Mastro-don Gesualdo, pubblicato nel 1889, è il secondo grande romanzo del ciclo incompiuto dei Vinti di Giovanni Verga, dopo I Malavoglia. Ambientato nella Sicilia dell’Ottocento, racconta l’ascesa e la solitudine di Gesualdo Motta, muratore arricchito che cerca di elevarsi nella scala sociale, scontrandosi con l’orgoglio aristocratico e con l’ipocrisia della società del tempo.
Gesualdo, uomo ambizioso e lavoratore, riesce con fatica a costruire un’imponente fortuna economica. Tuttavia, nel tentativo di legittimarsi socialmente, sposa Bianca Trao, nobile decaduta.
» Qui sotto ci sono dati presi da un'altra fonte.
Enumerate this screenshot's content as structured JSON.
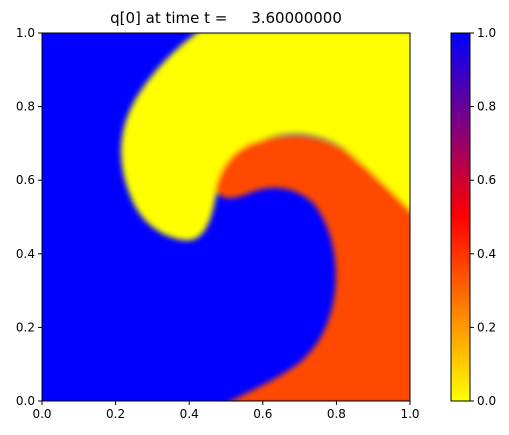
{
  "chart_data": {
    "type": "heatmap",
    "title": "q[0] at time t =     3.60000000",
    "xlabel": "",
    "ylabel": "",
    "xlim": [
      0.0,
      1.0
    ],
    "ylim": [
      0.0,
      1.0
    ],
    "x_ticks": [
      "0.0",
      "0.2",
      "0.4",
      "0.6",
      "0.8",
      "1.0"
    ],
    "y_ticks": [
      "0.0",
      "0.2",
      "0.4",
      "0.6",
      "0.8",
      "1.0"
    ],
    "grid": false,
    "colorbar": {
      "range": [
        0.0,
        1.0
      ],
      "ticks": [
        "0.0",
        "0.2",
        "0.4",
        "0.6",
        "0.8",
        "1.0"
      ],
      "colormap": [
        {
          "value": 0.0,
          "color": "#ffff00"
        },
        {
          "value": 0.5,
          "color": "#ff0000"
        },
        {
          "value": 1.0,
          "color": "#0000ff"
        }
      ]
    },
    "regions": [
      {
        "name": "background",
        "value": 1.0,
        "color": "#0000ff"
      },
      {
        "name": "outer-arm",
        "value": 0.0,
        "color": "#ffff00"
      },
      {
        "name": "inner-arm",
        "value": 0.33,
        "color": "#ff4a00"
      }
    ]
  }
}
Il matrimonio, però, è privo d’amore e nasce più da interessi che da affetti: lei è innamorata di un altro uomo e lo disprezza, mentre lui cerca in quella unione un riconoscimento che non arriverà mai.
Nel corso del romanzo, Gesualdo si trova isolato sia dai nobili, che lo rifiutano come “intruso”, sia dal popolo, che lo guarda con sospetto e invidia. Nemmeno la figlia Isabella, cresciuta secondo i valori aristocratici, riesce a condividere il mondo del padre. Alla fine, ricco ma solo, Gesualdo muore in un letto d’ospedale, rifiutato da tutti.
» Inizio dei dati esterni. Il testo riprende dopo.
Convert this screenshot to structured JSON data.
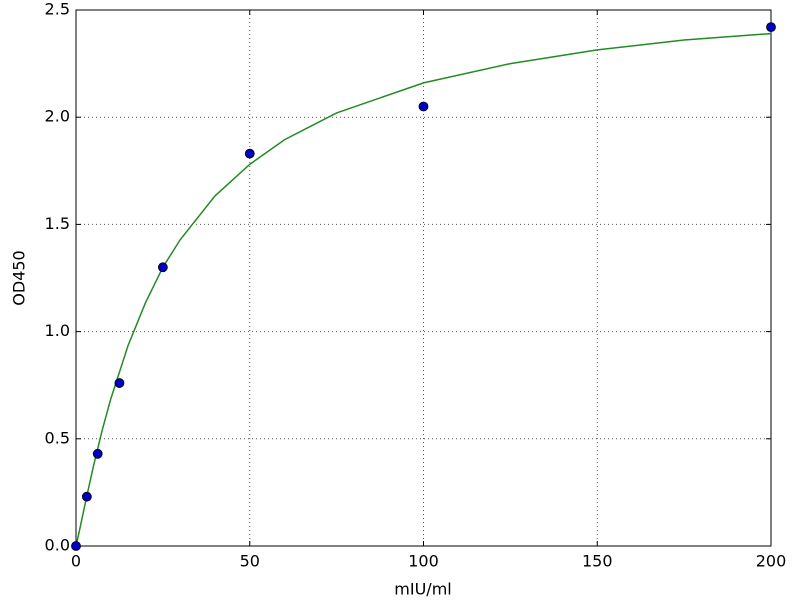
{
  "chart_data": {
    "type": "scatter",
    "x_label": "mIU/ml",
    "y_label": "OD450",
    "xlim": [
      0,
      200
    ],
    "xticks": [
      0,
      50,
      100,
      150,
      200
    ],
    "ylim": [
      0,
      2.5
    ],
    "yticks": [
      {
        "value": 0,
        "label": "0.0"
      },
      0.5,
      {
        "value": 1,
        "label": "1.0"
      },
      1.5,
      {
        "value": 2,
        "label": "2.0"
      },
      2.5
    ],
    "grid": true,
    "series": [
      {
        "type": "scatter",
        "color": "#0000bf",
        "x": [
          0,
          3.125,
          6.25,
          12.5,
          25,
          50,
          100,
          200
        ],
        "values": [
          0,
          0.23,
          0.43,
          0.76,
          1.3,
          1.83,
          2.05,
          2.42
        ]
      },
      {
        "type": "line",
        "color": "#228b22",
        "x": [
          0,
          1,
          2,
          3,
          5,
          7.5,
          10,
          15,
          20,
          25,
          30,
          40,
          50,
          60,
          75,
          100,
          125,
          150,
          175,
          200
        ],
        "values": [
          0,
          0.072,
          0.149,
          0.225,
          0.371,
          0.538,
          0.686,
          0.936,
          1.135,
          1.3,
          1.429,
          1.633,
          1.78,
          1.895,
          2.02,
          2.16,
          2.25,
          2.314,
          2.36,
          2.39
        ]
      }
    ]
  }
}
Il titolo stesso è simbolico: “Mastro” rappresenta la sua origine umile, “Don” il tentativo di elevazione sociale — due identità in conflitto, che mai si riconciliano.
Con uno stile sobrio, crudo e impersonale, Verga offre un ritratto impietoso della lotta per l’ascesa sociale e della condizione umana in una società chiusa e spietata. Mastro-don Gesualdo è un romanzo sul fallimento dell’individuo nel tentativo di cambiare il proprio destino, e sulla solitudine che deriva dall’avidità e dalla mancanza di legami autentici.